Un’annata ricca di titoli, quella 2009-2010, da cui il Korea ha pescato un po’ acriticamente. Come apertura si è puntato sulla pompa magna, quel Blades of Blood che, seppur campione di incassi in patria, non fa che riproporre tutti gli annosi difetti irrisolti del wu xia in Corea, strizzando l’occhio a innumerevoli stereotipi (lo spadaccino cieco, la vendetta, la figura tragica del super-guerriero che dimentica l’importanza degli affetti) senza mai raggiungere una coesione narrativa che non sia zavorrata dagli eccessi. Molti dubbi anche sull’assegnazione dei premi: al di là degli evidenti meriti di un film astuto e accattivante, ha senso che vinca nuovamente Castaway on the Moon, già vincitore quasi un anno prima a Udine? Il premio è del pubblico, non della giuria – che ha scelto l’involuto She Came From – ma le perplessità permangono sulla decisione di includerlo nella rassegna; in ogni caso Castaway on the Moon conferma di saper toccare le corde giuste tra commedia e melò, mescolando abilmente una sceneggiatura brillante con una confezione da esportazione.
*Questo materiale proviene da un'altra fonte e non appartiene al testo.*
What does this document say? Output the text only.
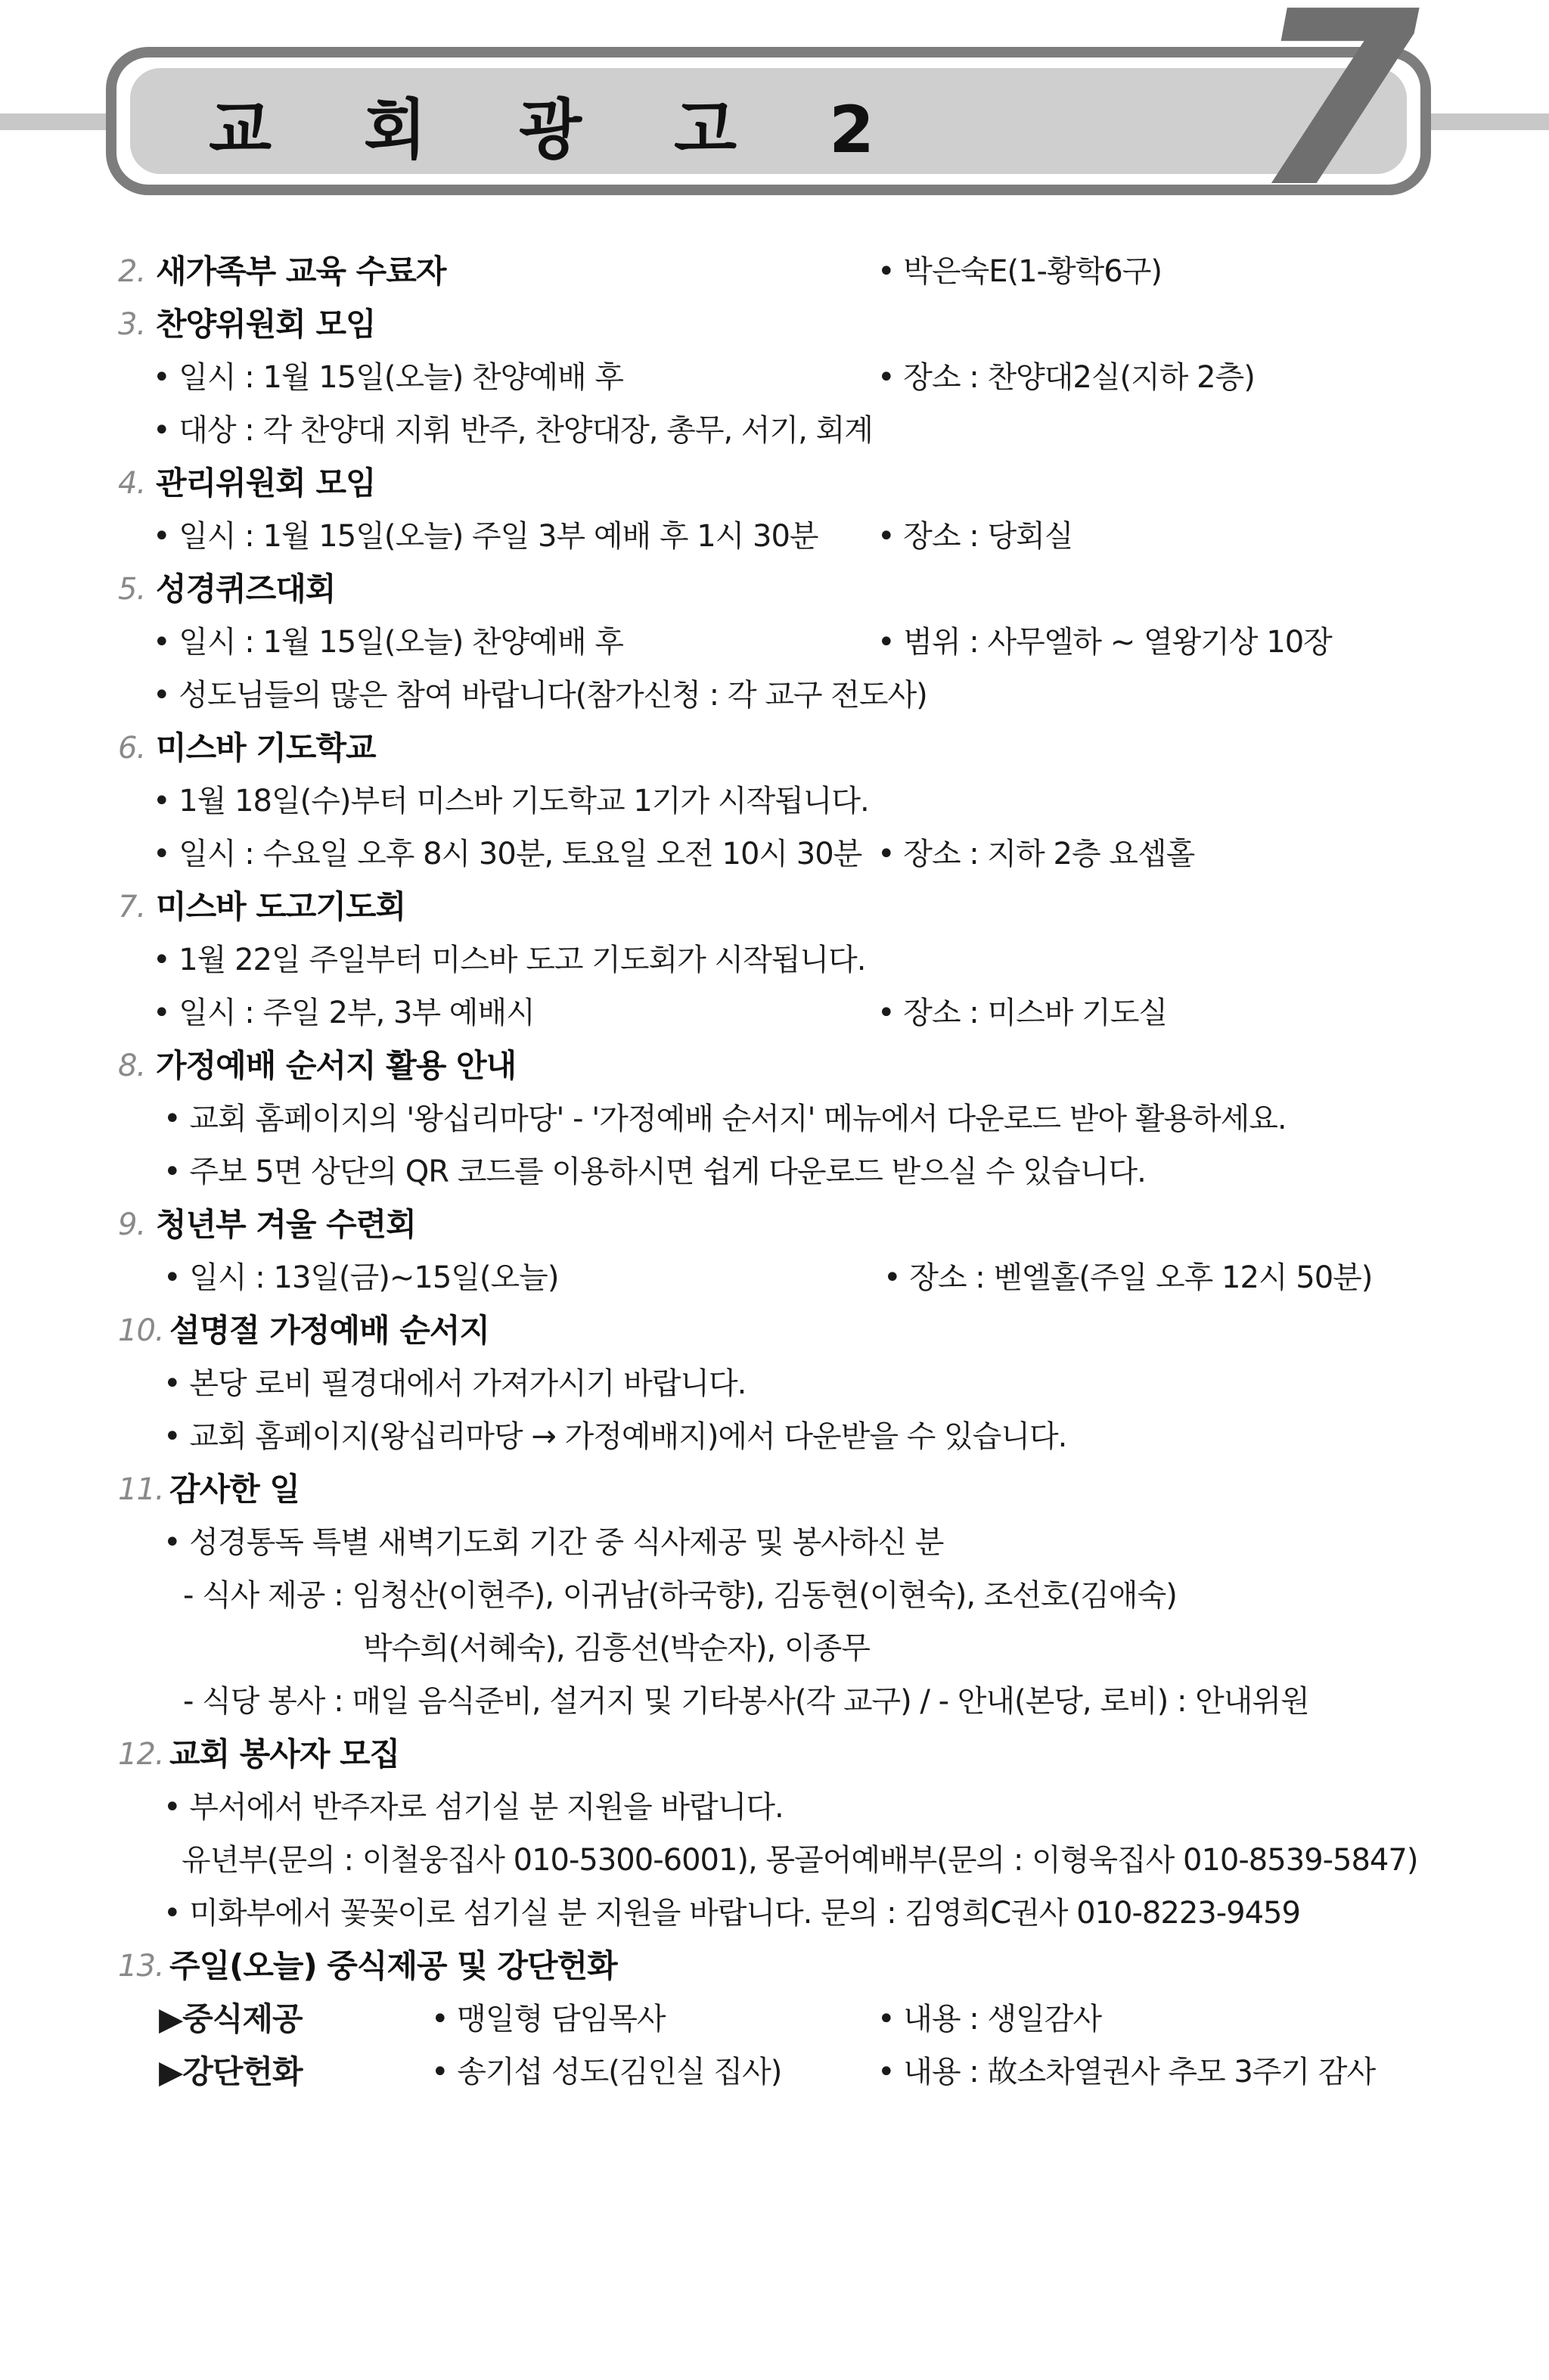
교 회 광 고 2 7
2. 새가족부 교육 수료자	• 박은숙E(1-황학6구)
3. 찬양위원회 모임
• 일시 : 1월 15일(오늘) 찬양예배 후	• 장소 : 찬양대2실(지하 2층)
• 대상 : 각 찬양대 지휘 반주, 찬양대장, 총무, 서기, 회계
4. 관리위원회 모임
• 일시 : 1월 15일(오늘) 주일 3부 예배 후 1시 30분 • 장소 : 당회실
5. 성경퀴즈대회
• 일시 : 1월 15일(오늘) 찬양예배 후	• 범위 : 사무엘하 ~ 열왕기상 10장
• 성도님들의 많은 참여 바랍니다(참가신청 : 각 교구 전도사)
6. 미스바 기도학교
• 1월 18일(수)부터 미스바 기도학교 1기가 시작됩니다.
• 일시 : 수요일 오후 8시 30분, 토요일 오전 10시 30분 • 장소 : 지하 2층 요셉홀
7. 미스바 도고기도회
• 1월 22일 주일부터 미스바 도고 기도회가 시작됩니다.
• 일시 : 주일 2부, 3부 예배시	• 장소 : 미스바 기도실
8. 가정예배 순서지 활용 안내
• 교회 홈페이지의 '왕십리마당' - '가정예배 순서지' 메뉴에서 다운로드 받아 활용하세요.
• 주보 5면 상단의 QR 코드를 이용하시면 쉽게 다운로드 받으실 수 있습니다.
9. 청년부 겨울 수련회
• 일시 : 13일(금)~15일(오늘)	• 장소 : 벧엘홀(주일 오후 12시 50분)
10. 설명절 가정예배 순서지
• 본당 로비 필경대에서 가져가시기 바랍니다.
• 교회 홈페이지(왕십리마당 → 가정예배지)에서 다운받을 수 있습니다.
11. 감사한 일
• 성경통독 특별 새벽기도회 기간 중 식사제공 및 봉사하신 분
- 식사 제공 : 임청산(이현주), 이귀남(하국향), 김동현(이현숙), 조선호(김애숙)
박수희(서혜숙), 김흥선(박순자), 이종무
- 식당 봉사 : 매일 음식준비, 설거지 및 기타봉사(각 교구) / - 안내(본당, 로비) : 안내위원
12. 교회 봉사자 모집
• 부서에서 반주자로 섬기실 분 지원을 바랍니다.
유년부(문의 : 이철웅집사 010-5300-6001), 몽골어예배부(문의 : 이형욱집사 010-8539-5847)
• 미화부에서 꽃꽂이로 섬기실 분 지원을 바랍니다. 문의 : 김영희C권사 010-8223-9459
13. 주일(오늘) 중식제공 및 강단헌화
▶중식제공	• 맹일형 담임목사	• 내용 : 생일감사
▶강단헌화	• 송기섭 성도(김인실 집사)	• 내용 : 故소차열권사 추모 3주기 감사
Estremamente ambizioso Moss di Kang Woo-suk, sorta di Chinatown della provincia coreana sui segreti sepolti nel passato di una singolare comunità, tratto da un fumetto di successo in patria. Materiale per un’eccellente serie tv che invece si traduce (solo) in un  prolisso whodunit, in cui vengono introdotti troppi elementi eterogenei a infittire inutilmente la trama. Deragliando dai binari della convenzionalità, avrebbe potuto essere un capolavoro. Termine – aborrito ma efficace – a cui si avvicina Paju, secondo film della talentuosa Park Chan-ok, già passato a Rotterdam: una donna, merce rara nel cinema coreano, quasi il contraltare della hongkonghese Ivy Ho. Una storia d’amore che va oltre la soglia del dolore e non si arresta di fronte a nulla: sofferenza, rimpianti, sensi di colpa a cui non ci si può sottrarre, scherzi del Fato che sembra costantemente agire nei tempi sbagliati in una tragedia degli errori che fonde abilmente evoluzione dei sentimenti e impegno politico. Mentre nel nulla spaziotemporale di Paju gli edifici crollano e si sgretolano, come le vite irrimediabilmente diroccate dei protagonisti.
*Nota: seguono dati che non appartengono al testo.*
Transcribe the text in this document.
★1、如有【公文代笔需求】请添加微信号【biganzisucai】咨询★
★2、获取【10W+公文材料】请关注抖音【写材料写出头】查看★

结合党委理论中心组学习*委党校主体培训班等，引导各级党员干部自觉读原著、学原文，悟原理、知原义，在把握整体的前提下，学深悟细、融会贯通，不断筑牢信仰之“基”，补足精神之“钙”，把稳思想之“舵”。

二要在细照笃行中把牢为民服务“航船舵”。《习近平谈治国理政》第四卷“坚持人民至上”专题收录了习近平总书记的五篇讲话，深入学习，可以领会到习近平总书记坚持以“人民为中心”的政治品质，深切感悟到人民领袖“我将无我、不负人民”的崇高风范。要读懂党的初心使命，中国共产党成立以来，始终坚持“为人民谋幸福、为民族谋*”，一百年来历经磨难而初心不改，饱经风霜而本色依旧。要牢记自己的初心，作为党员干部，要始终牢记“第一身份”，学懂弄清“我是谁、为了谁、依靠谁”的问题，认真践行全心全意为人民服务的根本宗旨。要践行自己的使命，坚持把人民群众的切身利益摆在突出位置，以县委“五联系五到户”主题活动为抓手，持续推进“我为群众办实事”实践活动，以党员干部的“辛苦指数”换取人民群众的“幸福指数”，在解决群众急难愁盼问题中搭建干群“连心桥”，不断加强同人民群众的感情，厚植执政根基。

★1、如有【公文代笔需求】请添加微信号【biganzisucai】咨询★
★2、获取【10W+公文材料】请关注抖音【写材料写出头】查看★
Sorvolando sulla retorica patriottica di 71 Into the Fire, ennesima riproposizione del modello di Salvate il soldato Ryan mediato da Taegukgi e aggravato dalla presenza di idoli del K-pop, sull’irrimediabile involuzione di Hong Sang-soo (Ha Ha Ha), sul disarmante remake di Blair Witch Project (The Haunted House Project) e sul piatto Secret Reunion, dove per la prima volta Song Kang-ho pare adottare il pilota automatico, è il thriller-noir (emblema del cinema coreano come lo heroic bloodshed fu del cinema di Hong Kong) a riservare le ultime sorprese in chiusura di festival. I Saw the Devil, ultima fatica di Kim Jee-woon, forse eccede nei territori del manierismo (cari all’autore di A Bittersweet Life), ma imprime nella mente immagini di morte e disperazione con una forza visiva che è propria solo dei grandi; in tono più sommesso ma non meno efficace Man of Vendetta di Woo Min-ho, cinema di genere duro e puro che non accenna un minimo di allargamento dei propri orizzonti, ma sfoggia con orgoglio la solidità di un artigianato che non teme rivali, regalando un villain memorabile, oltre che uno dei moventi più disgustosamente prosaici della storia del noir.

Il 2012 sarà l’anno del decennale, quello in cui il Korea dovrà vivere la sua svolta più impegnativa: tentare il salto di qualità organizzativo per conferire alla doverosa e inevitabile celebrazione il contesto che merita.